Pourquoi les États-Unis et Israël ne sont pas parties au Statut de Rome.

Le bâtiment de la CPI à La Haye (Photo source : Wikimedia Commons)

Lorsque 120 nations ont voté en faveur de la création de la Cour pénale internationale (CPI) par le biais du statut de Rome en 1998, elles ont fait un pas ambitieux vers la justice mondiale. Pourtant, l'absence de deux démocraties importantes - les États-Unis et Israël - a mis en évidence des tensions fondamentales entre la juridiction internationale et la démocratie constitutionnelle, qui subsistent encore aujourd'hui. Leur résistance ne reflète pas une opposition morale à la poursuite des crimes de guerre, mais plutôt de profondes incompatibilités constitutionnelles et des inquiétudes fondées concernant la structure de la Cour, sa responsabilité et sa vulnérabilité aux manipulations politiques.

Les obstacles constitutionnels du droit américain

La principale objection des États-Unis découle d'un conflit constitutionnel irréductible. L'article III de la constitution américaine confère le pouvoir judiciaire exclusivement aux tribunaux américains, ce qui rend la soumission à la juridiction de la CPI fondamentalement problématique. La Cour suprême a établi dans Ex parte Milligan (1866) que « tout procès implique l'exercice du pouvoir judiciaire » et que les tribunaux qui ne sont pas dûment établis en vertu de l'article III ne peuvent exercer « aucune partie du pouvoir judiciaire du pays ». Ce principe, loin d'être un simple détail technique, reflète la détermination des fondateurs à faire en sorte que les citoyens américains ne soient jugés que par des tribunaux liés par des protections constitutionnelles.

La divergence entre les procédures de la CPI et les garanties constitutionnelles est particulièrement marquée. Alors que la CPI promet théoriquement des procès « sans retard excessif », son prédécesseur, le Tribunal pénal international pour la Yougoslavie (TPIY), détenait régulièrement des accusés pendant des années avant le procès. Les procureurs du TPIY ont fait valoir que jusqu'à cinq ans de détention provisoire seraient acceptables, citant les précédents européens en matière de droits de l'homme. De telles pratiques se moquent de la conception américaine de la justice, où le Speedy Trial Act impose des procès dans un délai de 70 jours, ce qui reflète l'accent mis par la Constitution sur la présomption d'innocence.

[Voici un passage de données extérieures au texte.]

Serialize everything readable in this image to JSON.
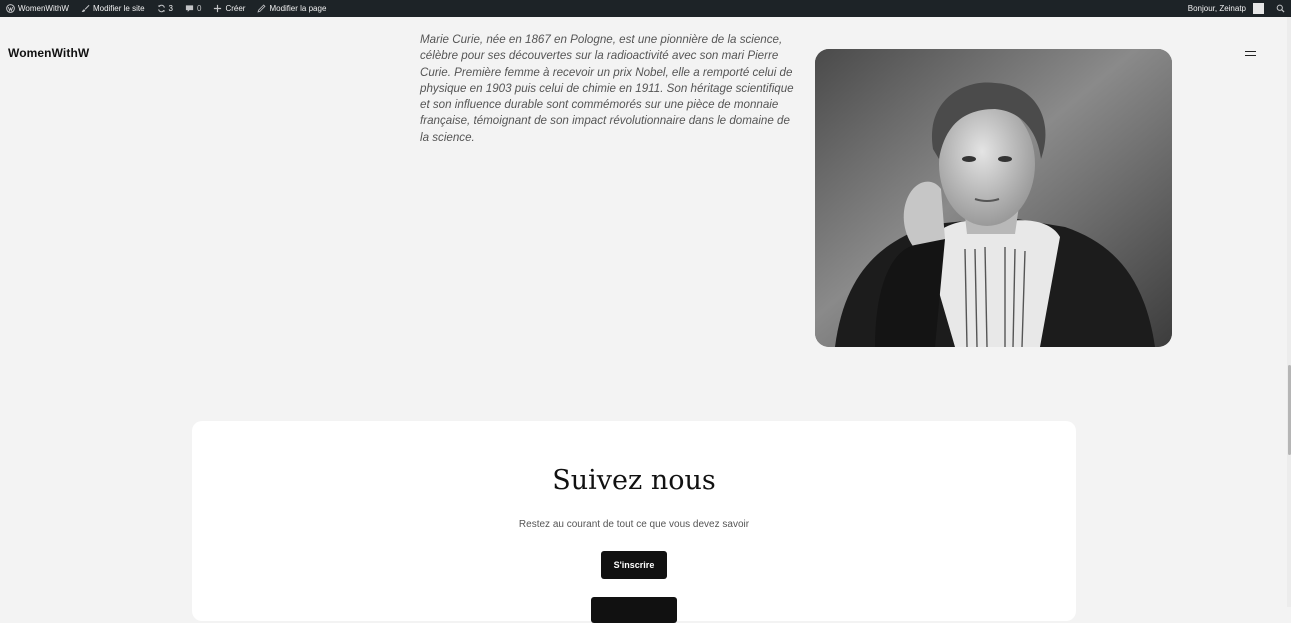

Plus troublant encore, la CPI s'écarte des garanties fondamentales d'un procès équitable. La clause de confrontation du sixième amendement garantit que les accusés peuvent faire face à leurs accusateurs et contester les preuves par ouï-dire. Pourtant, la CPI, suivant le précédent du TPIY, autorise des témoins anonymes et des ouï-dire pratiquement illimités dans des procédures qui se déroulent souvent en partie dans le secret. Le droit constitutionnel contre la double incrimination interdit de faire appel des acquittements, alors que la CPI permet aux procureurs de faire appel de chaque acquittement, comme cela s'est régulièrement produit au TPIY.

Plus fondamentalement encore, la CPI ne prévoit pas le droit à un procès avec jury, une garantie si essentielle à la justice américaine qu'elle figure deux fois dans la Constitution. Comme l'a expliqué le juge Joseph Story, les procès avec jury ne servent pas seulement à déterminer les faits, mais constituent un « frein fondamental à l'abus de pouvoir » et un garde-fou contre « l'oppression et la tyrannie de la part des gouvernants ». Le rejet par la CPI des procès avec jury reflète sa conception institutionnelle, qui concentre les fonctions d'enquête, de poursuite et de jugement au sein d'une structure bureaucratique unique.

Le cadre constitutionnel israélien

Les objections d'Israël rejoignent les préoccupations américaines tout en reflétant sa structure constitutionnelle unique. Bien qu'il n'y ait pas de document constitutionnel unique, les lois fondamentales d'Israël fonctionnent comme un cadre constitutionnel protégeant les droits fondamentaux et la gouvernance démocratique. Ces lois garantissent une procédure régulière, des procès équitables et une protection contre la détention arbitraire - des droits qui ne peuvent être limités que par une législation nationale répondant à des critères stricts de proportionnalité et d'alignement sur les valeurs israéliennes.

Les lois fondamentales établissent que les droits de l'homme en Israël découlent de la reconnaissance de la dignité humaine et de la liberté en tant que principes inviolables. Se soumettre à la juridiction de la CPI contournerait effectivement ces protections constitutionnelles, permettant à un organisme extérieur de poursuivre des citoyens israéliens sans les garanties jugées fondamentales pour la démocratie israélienne. Cela s'avère particulièrement problématique compte tenu de la nécessité pour Israël de maintenir de solides capacités d'autodéfense tout en adhérant au droit humanitaire dans les conflits asymétriques.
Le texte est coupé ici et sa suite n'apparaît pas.